COVID-19 vaccine candidate BNT162b2, which Pfizer is developing with partner BioNTech, has understandably been at the center of investors' attention. The two companies hope to report preliminary data from the late-stage study of the experimental vaccine in October.
Pfizer's late-stage pipeline is loaded with other potential winners. Pneumococcal vaccine candidate PF-06482077 is one of them. So is pain drug tanezumab. Pfizer also is hoping to win key additional approved indications for several of its existing products, including cancer drugs Bavencio, Ibrance, and Lorbrena.
GlaxoSmithKline offers a really juicy dividend yield of 5%. Its payout ratio of around 60% also appears to be solid. However, the company's dividend payout has declined in recent years.
Pfizer's dividend yield of close to 4.2% is also attractive. The drugmaker's payout ratio of 58.5% is a little lower than GSK's. In addition, Pfizer has increased its dividend consistently over the last decade.

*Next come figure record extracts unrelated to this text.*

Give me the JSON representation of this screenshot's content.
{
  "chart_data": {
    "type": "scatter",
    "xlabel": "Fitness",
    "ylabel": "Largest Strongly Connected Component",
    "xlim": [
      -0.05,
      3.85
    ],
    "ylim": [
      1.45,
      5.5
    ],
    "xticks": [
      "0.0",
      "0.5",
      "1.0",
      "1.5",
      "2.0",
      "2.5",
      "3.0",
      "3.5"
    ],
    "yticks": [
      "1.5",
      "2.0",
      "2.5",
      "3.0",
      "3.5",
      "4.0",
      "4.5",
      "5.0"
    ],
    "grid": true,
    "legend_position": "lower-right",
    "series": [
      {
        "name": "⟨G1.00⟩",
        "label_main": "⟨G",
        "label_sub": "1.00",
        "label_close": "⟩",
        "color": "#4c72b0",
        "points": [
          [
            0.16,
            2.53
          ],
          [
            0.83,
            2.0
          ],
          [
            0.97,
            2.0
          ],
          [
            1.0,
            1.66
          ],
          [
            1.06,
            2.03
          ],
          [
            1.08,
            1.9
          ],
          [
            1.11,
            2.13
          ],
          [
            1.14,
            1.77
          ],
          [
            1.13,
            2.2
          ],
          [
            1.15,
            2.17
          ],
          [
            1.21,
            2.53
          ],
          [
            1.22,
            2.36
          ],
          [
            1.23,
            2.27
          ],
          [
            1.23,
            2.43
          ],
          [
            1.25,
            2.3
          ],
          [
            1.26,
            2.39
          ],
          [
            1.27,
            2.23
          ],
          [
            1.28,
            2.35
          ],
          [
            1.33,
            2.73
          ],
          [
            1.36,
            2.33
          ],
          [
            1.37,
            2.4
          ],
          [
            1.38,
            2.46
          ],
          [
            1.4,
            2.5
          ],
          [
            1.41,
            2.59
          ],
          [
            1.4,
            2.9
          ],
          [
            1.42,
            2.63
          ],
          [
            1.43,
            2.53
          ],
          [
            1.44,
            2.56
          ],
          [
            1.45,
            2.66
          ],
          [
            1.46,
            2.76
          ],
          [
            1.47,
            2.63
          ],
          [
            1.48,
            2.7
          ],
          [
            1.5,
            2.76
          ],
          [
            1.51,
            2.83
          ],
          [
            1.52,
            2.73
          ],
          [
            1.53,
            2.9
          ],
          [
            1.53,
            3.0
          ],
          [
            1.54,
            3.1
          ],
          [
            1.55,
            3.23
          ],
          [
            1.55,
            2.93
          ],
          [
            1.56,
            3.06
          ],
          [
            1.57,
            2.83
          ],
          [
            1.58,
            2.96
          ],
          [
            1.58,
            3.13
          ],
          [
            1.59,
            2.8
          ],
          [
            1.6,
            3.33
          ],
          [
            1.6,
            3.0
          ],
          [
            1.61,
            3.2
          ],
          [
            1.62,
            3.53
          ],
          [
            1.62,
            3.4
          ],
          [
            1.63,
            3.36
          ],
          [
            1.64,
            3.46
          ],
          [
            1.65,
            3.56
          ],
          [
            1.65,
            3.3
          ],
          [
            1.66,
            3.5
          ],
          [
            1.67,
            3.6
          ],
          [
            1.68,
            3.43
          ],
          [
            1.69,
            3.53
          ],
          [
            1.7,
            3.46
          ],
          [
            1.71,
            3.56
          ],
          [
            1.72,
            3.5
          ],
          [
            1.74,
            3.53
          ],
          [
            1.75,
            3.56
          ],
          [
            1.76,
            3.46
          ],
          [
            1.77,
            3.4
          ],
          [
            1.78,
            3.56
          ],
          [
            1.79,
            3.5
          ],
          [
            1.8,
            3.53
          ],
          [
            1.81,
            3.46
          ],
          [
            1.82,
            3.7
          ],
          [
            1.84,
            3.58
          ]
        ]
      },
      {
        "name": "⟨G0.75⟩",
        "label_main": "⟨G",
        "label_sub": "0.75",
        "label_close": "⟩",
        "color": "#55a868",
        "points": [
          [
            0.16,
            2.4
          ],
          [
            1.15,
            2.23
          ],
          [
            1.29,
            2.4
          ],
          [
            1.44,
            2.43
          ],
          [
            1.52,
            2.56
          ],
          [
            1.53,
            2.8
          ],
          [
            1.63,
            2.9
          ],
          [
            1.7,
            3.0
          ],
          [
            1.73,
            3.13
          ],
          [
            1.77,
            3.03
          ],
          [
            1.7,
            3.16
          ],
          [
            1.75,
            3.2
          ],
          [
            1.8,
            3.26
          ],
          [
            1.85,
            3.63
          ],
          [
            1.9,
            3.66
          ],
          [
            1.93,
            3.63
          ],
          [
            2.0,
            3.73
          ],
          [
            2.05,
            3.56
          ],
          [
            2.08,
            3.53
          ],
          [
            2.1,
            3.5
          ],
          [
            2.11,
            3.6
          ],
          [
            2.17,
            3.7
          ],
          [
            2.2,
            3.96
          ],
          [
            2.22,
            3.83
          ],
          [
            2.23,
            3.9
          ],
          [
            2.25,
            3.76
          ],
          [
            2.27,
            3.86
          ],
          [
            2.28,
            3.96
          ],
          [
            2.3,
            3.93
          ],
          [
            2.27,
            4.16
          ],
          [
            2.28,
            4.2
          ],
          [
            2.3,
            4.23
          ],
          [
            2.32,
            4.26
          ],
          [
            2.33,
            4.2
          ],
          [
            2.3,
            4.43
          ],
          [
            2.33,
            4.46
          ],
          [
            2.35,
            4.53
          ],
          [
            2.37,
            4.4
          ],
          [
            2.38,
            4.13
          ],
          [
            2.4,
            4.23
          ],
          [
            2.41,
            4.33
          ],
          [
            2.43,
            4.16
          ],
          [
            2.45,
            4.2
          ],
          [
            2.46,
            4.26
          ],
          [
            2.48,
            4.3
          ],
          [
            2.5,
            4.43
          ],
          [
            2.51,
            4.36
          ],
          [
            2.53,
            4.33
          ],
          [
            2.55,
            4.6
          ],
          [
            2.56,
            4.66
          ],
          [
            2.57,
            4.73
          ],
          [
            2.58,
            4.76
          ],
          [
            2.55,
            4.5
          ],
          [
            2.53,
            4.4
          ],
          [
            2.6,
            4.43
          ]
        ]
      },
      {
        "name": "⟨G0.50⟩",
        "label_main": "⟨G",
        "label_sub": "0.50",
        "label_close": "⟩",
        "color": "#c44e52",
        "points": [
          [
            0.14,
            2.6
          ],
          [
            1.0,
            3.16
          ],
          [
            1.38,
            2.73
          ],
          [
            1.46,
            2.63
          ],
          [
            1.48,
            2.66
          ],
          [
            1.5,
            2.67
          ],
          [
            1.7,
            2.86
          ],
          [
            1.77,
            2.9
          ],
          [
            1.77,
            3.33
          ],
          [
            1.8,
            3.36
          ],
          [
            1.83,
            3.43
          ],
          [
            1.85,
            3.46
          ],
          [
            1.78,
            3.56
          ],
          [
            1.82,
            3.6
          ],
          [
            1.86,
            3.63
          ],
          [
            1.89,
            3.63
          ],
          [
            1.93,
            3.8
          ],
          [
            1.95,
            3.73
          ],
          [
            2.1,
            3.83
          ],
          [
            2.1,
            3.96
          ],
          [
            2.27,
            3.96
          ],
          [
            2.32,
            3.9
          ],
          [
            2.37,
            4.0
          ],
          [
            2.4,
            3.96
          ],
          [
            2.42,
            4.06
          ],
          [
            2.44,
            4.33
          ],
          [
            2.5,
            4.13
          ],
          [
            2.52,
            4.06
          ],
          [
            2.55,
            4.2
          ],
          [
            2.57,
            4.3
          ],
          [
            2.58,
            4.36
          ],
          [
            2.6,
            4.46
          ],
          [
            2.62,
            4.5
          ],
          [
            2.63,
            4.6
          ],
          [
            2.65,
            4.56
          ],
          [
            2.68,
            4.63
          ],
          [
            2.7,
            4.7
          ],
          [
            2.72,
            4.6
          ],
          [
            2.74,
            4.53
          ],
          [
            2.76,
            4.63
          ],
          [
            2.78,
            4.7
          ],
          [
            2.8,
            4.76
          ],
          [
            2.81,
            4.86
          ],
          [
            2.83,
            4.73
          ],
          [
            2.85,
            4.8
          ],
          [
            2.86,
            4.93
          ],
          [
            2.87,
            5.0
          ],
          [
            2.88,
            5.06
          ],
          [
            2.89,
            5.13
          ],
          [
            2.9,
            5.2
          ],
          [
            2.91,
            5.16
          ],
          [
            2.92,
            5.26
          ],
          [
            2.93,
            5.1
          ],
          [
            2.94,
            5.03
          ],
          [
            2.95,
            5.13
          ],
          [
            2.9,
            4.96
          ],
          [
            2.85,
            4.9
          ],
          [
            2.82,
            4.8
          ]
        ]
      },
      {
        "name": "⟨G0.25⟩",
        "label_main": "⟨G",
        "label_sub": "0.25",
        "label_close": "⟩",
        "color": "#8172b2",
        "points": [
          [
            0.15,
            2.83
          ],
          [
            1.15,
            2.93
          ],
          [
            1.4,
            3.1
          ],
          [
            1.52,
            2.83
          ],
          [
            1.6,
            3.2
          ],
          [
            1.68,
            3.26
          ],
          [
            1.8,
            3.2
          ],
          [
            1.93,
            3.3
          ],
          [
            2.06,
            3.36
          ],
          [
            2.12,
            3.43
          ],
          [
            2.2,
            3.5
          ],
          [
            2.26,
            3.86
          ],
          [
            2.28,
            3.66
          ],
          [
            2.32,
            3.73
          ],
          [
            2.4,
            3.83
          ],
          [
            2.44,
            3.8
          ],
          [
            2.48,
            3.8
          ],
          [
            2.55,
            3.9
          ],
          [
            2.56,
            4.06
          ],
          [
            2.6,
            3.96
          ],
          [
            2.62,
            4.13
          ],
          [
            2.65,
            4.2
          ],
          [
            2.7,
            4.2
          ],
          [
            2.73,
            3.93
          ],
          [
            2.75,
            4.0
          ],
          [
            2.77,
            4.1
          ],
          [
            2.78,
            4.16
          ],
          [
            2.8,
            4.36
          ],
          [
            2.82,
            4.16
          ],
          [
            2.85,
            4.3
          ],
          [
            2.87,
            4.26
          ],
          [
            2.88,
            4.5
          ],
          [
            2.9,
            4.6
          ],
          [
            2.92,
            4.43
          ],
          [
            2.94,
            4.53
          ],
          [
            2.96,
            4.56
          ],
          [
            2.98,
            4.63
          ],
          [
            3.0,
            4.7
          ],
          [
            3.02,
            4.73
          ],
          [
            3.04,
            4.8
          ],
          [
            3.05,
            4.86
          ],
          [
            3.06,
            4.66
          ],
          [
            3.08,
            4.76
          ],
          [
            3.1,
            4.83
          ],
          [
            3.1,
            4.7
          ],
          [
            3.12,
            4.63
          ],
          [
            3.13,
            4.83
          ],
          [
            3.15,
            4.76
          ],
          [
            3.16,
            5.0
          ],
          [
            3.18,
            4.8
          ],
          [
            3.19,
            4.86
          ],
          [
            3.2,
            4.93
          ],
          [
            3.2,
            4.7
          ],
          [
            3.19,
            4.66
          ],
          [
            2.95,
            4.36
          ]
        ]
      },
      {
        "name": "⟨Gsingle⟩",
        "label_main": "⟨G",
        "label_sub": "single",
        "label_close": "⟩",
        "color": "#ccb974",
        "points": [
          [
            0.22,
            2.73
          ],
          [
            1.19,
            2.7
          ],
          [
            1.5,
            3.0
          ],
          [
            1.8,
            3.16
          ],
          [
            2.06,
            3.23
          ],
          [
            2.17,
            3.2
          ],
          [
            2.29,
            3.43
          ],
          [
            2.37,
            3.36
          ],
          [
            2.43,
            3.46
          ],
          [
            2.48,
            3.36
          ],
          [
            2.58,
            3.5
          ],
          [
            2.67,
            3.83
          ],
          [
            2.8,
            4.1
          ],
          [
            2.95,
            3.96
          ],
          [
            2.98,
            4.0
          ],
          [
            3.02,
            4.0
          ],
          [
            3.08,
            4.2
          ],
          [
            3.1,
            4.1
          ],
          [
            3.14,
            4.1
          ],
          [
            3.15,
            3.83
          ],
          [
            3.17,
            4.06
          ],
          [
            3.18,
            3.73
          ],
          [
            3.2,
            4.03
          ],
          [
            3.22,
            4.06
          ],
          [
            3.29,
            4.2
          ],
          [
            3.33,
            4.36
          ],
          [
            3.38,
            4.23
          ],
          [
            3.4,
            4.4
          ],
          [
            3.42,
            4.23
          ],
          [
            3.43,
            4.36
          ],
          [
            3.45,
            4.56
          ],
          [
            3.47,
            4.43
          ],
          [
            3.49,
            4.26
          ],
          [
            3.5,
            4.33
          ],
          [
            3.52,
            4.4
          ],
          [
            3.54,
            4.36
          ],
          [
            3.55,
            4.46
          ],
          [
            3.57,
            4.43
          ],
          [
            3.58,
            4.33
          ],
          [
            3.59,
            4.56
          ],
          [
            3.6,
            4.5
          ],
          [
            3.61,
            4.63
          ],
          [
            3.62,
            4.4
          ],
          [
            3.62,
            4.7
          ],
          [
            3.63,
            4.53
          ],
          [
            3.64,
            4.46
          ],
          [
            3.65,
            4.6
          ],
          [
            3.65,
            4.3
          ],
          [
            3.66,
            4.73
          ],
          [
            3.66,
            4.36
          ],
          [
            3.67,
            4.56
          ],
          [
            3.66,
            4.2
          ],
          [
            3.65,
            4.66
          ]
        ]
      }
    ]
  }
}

Pfizer's dividend will be lower after the Upjohn-Mylan merger, but it won't fall too much. Pfizer investors will also receive shares of the new entity to be created with the merger. The combination of Pfizer's dividend and the new entity's dividend should be very close to Pfizer's current dividend level.
Both of these big pharma stocks claim valuations that are lower than many other stocks on the market. GlaxoSmithKline's shares currently trade at 12.7 times expected earnings. Pfizer's forward earnings multiple is even lower at 11.6.

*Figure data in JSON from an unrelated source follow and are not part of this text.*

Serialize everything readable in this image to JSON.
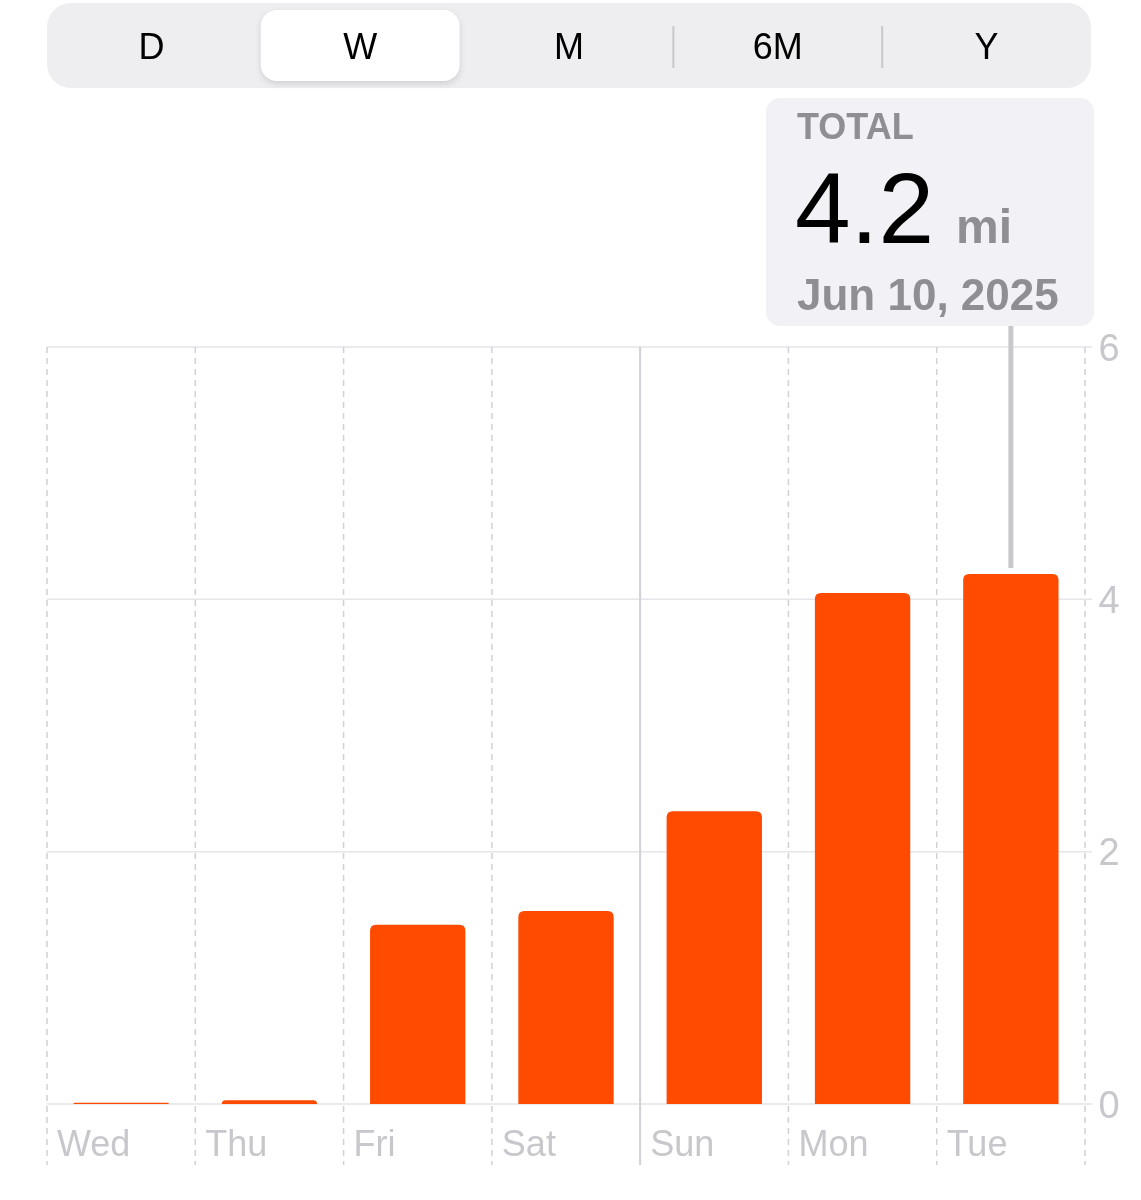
{
  "chart_data": {
    "type": "bar",
    "categories": [
      "Wed",
      "Thu",
      "Fri",
      "Sat",
      "Sun",
      "Mon",
      "Tue"
    ],
    "values": [
      0.01,
      0.03,
      1.42,
      1.53,
      2.32,
      4.05,
      4.2
    ],
    "color": "#ff4b00",
    "ylim": [
      0,
      6
    ],
    "yticks": [
      0,
      2,
      4,
      6
    ],
    "grid": true,
    "ref_lines": [
      {
        "axis": "x",
        "value": "Sun",
        "color": "#d1d1d6"
      }
    ],
    "annotations": [
      "D",
      "W",
      "M",
      "6M",
      "Y",
      "TOTAL",
      "4.2 mi",
      "Jun 10, 2025"
    ]
  }
}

My view is that Pfizer is the better pick over GlaxoSmithKline. While both companies have challenges with some underperforming products, Pfizer is poised to boost its growth soon with the Upjohn-Mylan deal. I also think that Pfizer and BioNTech will be big winners in the COVID-19 vaccine market.
Pfizer isn't likely to deliver mouthwatering growth, but it does have solid growth prospects over the long run. With its great dividend, Pfizer looks like an attractive stock especially well-suited for income-seeking investors.